Les conditions de dérogation à l’interdiction de principe. En droit interne, la possibilité de déroger à ce principe d’interdiction de destruction d’espèces protégées est prévue au 4° de l’article L.411-2 du code de l’environnement. Aux termes de ces dispositions, les conditions de fond suivantes doivent être réunies pour qu’une dérogation – si elle a été demandée – puisse être délivrée par l’administration :
  • l’absence de « solution alternative satisfaisante » ;
  • l’absence de nuisance pour le « maintien, dans un état de conservation favorable, des populations des espèces concernées dans leur aire de répartition naturelle » ;
  • la justification de la dérogation par l’un des cinq motifs énumérés au nombre desquels figure « c) (…) l’intérêt de la santé et de la sécurité publiques ou (pour) d’autres raisons impératives d’intérêt public majeur, y compris de nature sociale ou économique, et (pour) des motifs qui comporteraient des conséquences bénéfiques primordiales pour l’environnement ».

B. La création d’un régime de présomption de la raison impérative d’intérêt public majeur

10 mars 2023 : la loi n° 2023-175 du 10 mars 2023 relative à l’accélération de la production d’énergies renouvelables a inséré une nouvel article L. 211-2-1 au sein du code de l’énergie et un nouvel article L. 411-2-1 au sein du code de l’environnement de manière à prévoir que certains projets d’installations de production d’énergies renouvelables au sens de l’article L. 211-2 du présent code ou de stockage d’énergie sont réputés répondre à une raison impérative d’intérêt public majeur, dans des conditions définies par décret en Conseil d’Etat

23 octobre 2023 : la loi n° 2023-973 du 23 octobre 2023 relative à l’industrie verte a, notamment, ajouté un second alinéa à l’article L. 411-2-1 du code de l’environnement, ainsi rédigé : « Le décret, prévu au I de l’article L. 300-6-2 du code de l’urbanisme, qualifiant un projet industriel de projet d’intérêt national majeur pour la transition écologique ou la souveraineté nationale peut lui reconnaître le caractère de projet répondant à une raison impérative d’intérêt public majeur, au sens du c du 4° du I de l’article L. 411-2 du présent code. Cette reconnaissance ne peut être contestée qu’à l’occasion d’un recours dirigé contre le décret, dont elle est divisible. Elle ne peut être contestée à l’appui d’un recours dirigé contre l’acte accordant la dérogation prévue au même c. »

Septembre 2024 : plusieurs associations et particuliers ont formé un recours devant le Conseil d’Etat, tendant à l’annulation du décret n° 2024-740 du 5 juillet 2024 qualifiant de projet d’intérêt national majeur l’extraction et la transformation de lithium par la société Imérys dans l’Allier,

11 septembre 2024 : par un mémoire distinct, les associations et personnes requérantes ont demandé au Conseil d’Etat de renvoyer au Conseil constitutionnel la question de la conformité aux droits et libertés garantis par la Constitution des dispositions du second alinéa de l’article L.411-2-1 du code de l’environnement.

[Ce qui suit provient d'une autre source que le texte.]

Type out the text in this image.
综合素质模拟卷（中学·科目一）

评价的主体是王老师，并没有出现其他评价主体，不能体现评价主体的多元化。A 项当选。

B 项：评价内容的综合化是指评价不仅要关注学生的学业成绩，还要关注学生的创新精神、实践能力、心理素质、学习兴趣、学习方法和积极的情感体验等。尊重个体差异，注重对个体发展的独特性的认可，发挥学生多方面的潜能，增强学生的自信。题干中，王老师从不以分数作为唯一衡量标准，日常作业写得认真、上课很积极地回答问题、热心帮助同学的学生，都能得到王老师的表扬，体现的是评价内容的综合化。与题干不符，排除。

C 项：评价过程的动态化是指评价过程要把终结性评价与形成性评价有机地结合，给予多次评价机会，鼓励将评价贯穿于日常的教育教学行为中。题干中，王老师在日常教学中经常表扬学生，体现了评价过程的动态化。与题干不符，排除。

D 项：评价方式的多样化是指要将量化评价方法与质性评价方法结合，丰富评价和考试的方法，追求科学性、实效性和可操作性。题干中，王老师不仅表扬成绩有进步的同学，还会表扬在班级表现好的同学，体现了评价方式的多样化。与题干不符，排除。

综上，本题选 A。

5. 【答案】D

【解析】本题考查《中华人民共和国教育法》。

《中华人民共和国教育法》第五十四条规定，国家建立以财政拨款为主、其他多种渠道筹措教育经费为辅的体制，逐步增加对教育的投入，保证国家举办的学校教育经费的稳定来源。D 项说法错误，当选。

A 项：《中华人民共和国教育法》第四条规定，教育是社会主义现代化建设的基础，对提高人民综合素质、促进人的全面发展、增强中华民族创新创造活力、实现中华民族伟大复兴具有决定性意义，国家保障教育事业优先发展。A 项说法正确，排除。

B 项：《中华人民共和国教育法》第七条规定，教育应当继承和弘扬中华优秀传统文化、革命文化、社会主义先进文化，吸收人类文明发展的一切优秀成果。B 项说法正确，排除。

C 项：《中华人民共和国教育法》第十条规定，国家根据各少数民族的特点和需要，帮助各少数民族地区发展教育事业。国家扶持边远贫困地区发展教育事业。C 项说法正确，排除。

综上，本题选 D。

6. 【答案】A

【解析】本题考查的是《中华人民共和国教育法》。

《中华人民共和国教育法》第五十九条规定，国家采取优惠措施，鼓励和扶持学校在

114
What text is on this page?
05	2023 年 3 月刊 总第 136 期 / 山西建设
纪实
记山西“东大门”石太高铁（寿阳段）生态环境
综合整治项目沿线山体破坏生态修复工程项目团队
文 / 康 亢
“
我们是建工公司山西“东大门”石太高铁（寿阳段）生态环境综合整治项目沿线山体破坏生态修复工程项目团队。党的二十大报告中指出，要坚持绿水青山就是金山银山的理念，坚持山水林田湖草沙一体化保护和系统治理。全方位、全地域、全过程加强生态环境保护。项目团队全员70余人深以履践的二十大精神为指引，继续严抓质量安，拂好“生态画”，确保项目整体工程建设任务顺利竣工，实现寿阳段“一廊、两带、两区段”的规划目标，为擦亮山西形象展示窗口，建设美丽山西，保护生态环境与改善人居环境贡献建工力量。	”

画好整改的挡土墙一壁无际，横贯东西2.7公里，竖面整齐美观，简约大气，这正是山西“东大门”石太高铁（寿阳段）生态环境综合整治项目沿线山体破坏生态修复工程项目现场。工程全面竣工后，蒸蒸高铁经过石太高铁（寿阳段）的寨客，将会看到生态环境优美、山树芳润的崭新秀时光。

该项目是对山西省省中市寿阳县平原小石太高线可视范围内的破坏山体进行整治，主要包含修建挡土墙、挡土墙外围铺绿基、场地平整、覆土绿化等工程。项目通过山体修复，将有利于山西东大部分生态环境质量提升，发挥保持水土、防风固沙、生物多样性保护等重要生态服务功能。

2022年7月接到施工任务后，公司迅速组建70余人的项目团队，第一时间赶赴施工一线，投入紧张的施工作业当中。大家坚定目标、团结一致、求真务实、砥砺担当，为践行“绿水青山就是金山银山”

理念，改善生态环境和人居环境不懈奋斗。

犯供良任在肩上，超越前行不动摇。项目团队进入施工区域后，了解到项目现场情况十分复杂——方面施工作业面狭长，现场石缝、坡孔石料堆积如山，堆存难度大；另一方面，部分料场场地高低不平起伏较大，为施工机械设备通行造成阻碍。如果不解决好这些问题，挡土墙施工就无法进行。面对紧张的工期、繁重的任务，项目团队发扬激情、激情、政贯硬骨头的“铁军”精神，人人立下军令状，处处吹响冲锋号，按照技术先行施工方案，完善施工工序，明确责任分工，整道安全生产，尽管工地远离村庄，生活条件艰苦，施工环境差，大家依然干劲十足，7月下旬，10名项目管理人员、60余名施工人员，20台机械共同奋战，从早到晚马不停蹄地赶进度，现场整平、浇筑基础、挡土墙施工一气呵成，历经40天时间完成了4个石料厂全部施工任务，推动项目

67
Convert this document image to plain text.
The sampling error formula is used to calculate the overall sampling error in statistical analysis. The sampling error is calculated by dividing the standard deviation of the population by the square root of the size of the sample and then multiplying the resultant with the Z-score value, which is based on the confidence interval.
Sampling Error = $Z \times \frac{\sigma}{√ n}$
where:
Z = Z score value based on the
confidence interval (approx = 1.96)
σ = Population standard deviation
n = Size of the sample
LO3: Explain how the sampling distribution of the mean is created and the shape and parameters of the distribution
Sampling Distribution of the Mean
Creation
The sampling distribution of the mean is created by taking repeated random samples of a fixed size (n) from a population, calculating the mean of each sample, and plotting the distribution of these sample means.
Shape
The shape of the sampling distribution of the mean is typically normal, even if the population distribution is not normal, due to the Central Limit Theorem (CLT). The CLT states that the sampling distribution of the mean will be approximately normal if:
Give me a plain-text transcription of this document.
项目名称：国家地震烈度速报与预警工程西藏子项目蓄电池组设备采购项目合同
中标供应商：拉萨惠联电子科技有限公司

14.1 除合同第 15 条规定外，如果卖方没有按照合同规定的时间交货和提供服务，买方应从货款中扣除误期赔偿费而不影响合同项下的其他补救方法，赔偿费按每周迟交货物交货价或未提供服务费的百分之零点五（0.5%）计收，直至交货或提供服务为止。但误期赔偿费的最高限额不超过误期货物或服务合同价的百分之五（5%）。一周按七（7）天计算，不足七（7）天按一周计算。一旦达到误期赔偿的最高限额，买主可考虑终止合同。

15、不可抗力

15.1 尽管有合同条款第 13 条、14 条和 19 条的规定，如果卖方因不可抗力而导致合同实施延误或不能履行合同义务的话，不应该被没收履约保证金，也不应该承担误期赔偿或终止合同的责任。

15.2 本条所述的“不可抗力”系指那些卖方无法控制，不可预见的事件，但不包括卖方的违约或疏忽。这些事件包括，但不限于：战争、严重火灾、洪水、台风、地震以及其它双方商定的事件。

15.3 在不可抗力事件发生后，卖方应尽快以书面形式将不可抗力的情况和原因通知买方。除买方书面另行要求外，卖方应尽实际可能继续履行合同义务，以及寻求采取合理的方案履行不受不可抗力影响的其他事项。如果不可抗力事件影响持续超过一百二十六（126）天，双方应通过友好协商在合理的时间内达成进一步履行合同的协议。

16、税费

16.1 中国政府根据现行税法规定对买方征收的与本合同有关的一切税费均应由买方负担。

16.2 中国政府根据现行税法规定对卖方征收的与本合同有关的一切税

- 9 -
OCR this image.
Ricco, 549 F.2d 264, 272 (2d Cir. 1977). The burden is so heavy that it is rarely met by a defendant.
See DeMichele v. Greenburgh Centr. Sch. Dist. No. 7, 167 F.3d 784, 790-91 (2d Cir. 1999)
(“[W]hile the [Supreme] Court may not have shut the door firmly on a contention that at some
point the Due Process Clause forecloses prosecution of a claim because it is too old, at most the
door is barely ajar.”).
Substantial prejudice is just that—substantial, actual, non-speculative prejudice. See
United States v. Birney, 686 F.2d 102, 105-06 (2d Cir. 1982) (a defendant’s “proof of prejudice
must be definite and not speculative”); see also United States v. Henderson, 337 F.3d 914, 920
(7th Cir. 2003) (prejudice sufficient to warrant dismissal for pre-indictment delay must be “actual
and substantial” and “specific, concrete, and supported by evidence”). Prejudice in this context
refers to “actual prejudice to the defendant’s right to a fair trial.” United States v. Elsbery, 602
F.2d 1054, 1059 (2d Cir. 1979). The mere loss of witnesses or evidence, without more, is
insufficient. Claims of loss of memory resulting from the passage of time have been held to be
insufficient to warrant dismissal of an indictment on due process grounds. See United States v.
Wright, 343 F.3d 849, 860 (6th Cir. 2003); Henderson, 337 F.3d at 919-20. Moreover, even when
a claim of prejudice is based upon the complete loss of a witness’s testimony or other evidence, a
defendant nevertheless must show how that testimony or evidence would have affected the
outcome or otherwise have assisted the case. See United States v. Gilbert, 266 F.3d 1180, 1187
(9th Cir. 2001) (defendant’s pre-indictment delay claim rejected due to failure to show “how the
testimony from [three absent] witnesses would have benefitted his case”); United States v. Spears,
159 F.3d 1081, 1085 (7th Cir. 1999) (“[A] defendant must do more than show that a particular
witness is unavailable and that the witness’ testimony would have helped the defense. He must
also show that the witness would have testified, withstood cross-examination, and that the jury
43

9 décembre 2024 : par une décision n°497567, le Conseil d’Etat a (cf. Conseil d’Etat, 9 décembre 2024, association préservons la forêt des colettes et autres, n°497567)

II. La mesure de simplification inscrite au second alinéa de l’article L.411-2-1 du code de l’environnement est conforme à la Constitution

Pour le Conseil constitutionnel, aux termes de la décision ici commentée, la mesure définie au second alinéa de l’article L.411-2-1 du code de l’environnement est conforme à la Constitution car elle ne méconnaît :

  • ni le droit à un recours juridictionnel effectif inscrite à l’article 16 de la Déclaration de 1789 (A) ;
  • ni le droit à un environnement sain (article 1er de la Charte de l’environnement), ni le devoir de prendre à la préservation de l’environnement (article 2), ni le principe de précaution (article 5) (B).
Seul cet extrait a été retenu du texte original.